Advertisement

Lucky Stores Cut Prices in Bid for Market Share : Retailing: Reductions on 2,500 items are being promoted as a way to help shoppers hurt by recession.

Share
TIMES STAFF WRITER

Lucky Stores said Thursday that it has cut prices on more than 2,500 items in its Southern California supermarkets as a way of helping recession-shocked shoppers--not to mention ringing up a few more sales along the way in an extremely competitive market.

The supermarket chain has launched an aggressive advertising campaign featuring its chief executive, Larry Del Santo, and the slogan: “Times are tough. So we got tougher.” In the print, television and newspaper ads, Del Santo explains that Lucky has “turned our supermarkets upside down” to cut costs and reinvest the savings in lower prices.

For the record:

12:00 a.m. Feb. 12, 1993 For the Record
Los Angeles Times Friday February 12, 1993 Home Edition Business Part D Page 2 Column 2 Financial Desk 1 inches; 28 words Type of Material: Correction
Lucky Stores--Southern California shopper traffic for Lucky Stores was misstated in a Feb. 5 article. A survey last year found that 15% of shoppers said Lucky was the supermarket at which they shop most.

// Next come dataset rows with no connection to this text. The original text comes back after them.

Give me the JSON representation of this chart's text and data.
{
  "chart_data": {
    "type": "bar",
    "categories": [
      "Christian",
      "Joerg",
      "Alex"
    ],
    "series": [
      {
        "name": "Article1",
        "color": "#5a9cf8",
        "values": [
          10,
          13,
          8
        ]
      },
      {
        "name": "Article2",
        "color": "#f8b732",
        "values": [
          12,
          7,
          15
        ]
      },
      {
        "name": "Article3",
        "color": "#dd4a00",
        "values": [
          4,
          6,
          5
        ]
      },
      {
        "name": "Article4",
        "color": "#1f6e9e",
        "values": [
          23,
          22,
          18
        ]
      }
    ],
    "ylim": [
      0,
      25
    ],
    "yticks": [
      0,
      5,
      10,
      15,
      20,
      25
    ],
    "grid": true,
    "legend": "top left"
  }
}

“Business as usual just won’t cut it anymore,” Del Santo says in one ad. “Families can’t afford it.”

Advertisement

But the move is also calculated to boost market share and net income, although Lucky’s parent, Salt Lake City-based American Stores, said the price-slashing will “impact first-quarter profits.” Company officials declined to be more specific about the cost of the program or advertising expenditures.

The program is in force at 222 Southern California Lucky stores, as well as 30 in Sacramento and 20 in Las Vegas. Lucky, based in Dublin, Calif., operates 431 stores in California and Nevada.

“This reinforces our long-term commitment to low-price strategy, which has been our market thrust in Southern California for over 30 years,” said Robert P. Hermanns, executive vice president and general manager of the Southern California grocery division, which is based in Buena Park. “It recognizes that Southern California hasn’t come out of the squeeze of the economic consequences of the recession.”

Lucky, the region’s third-largest supermarket operator, has been losing shoppers to No. 1 Vons as well as to other competitors.

A survey of shoppers last year by the Los Angeles Times marketing research department found that 13% said Lucky was the supermarket at which they shop most, compared to 18% in 1991. In contrast, 23% of shoppers picked Vons/Pavilions, up from 21%.

If a price war is brewing, Vons, for one, was not about to tip its hand. “We don’t comment on our competitors’ marketing strategies, nor do we comment in advance on any plans we might have,” Vons spokeswoman Mary McAboy said.

Advertisement

Lucky has cut costs in the last year by, among other things, centralizing buying, carrying less inventory and reducing the number of stores that are open 24 hours, spokeswoman Judith Decker said.

In his small-screen debut, Del Santo said that Lucky “is taking the lead in California, in effect establishing a partnership with the millions of California consumers who need help.”

The 59-year-old Del Santo reportedly was a reluctant follower in the corporate-promotional ways of former Chrysler Chairman Lee Iacocca and Bill Davila, president emeritus of Vons.

Del Santo, the father of 12, who only last Monday was promoted to chairman and chief executive of all of American Stores’ grocery operations, had never appeared in a company advertisement before, Decker said. “We had to bend his arm a little bit,” Decker said. “Since the commitment for this program comes from the top, we thought it should be communicated by our chairman and chief executive officer.”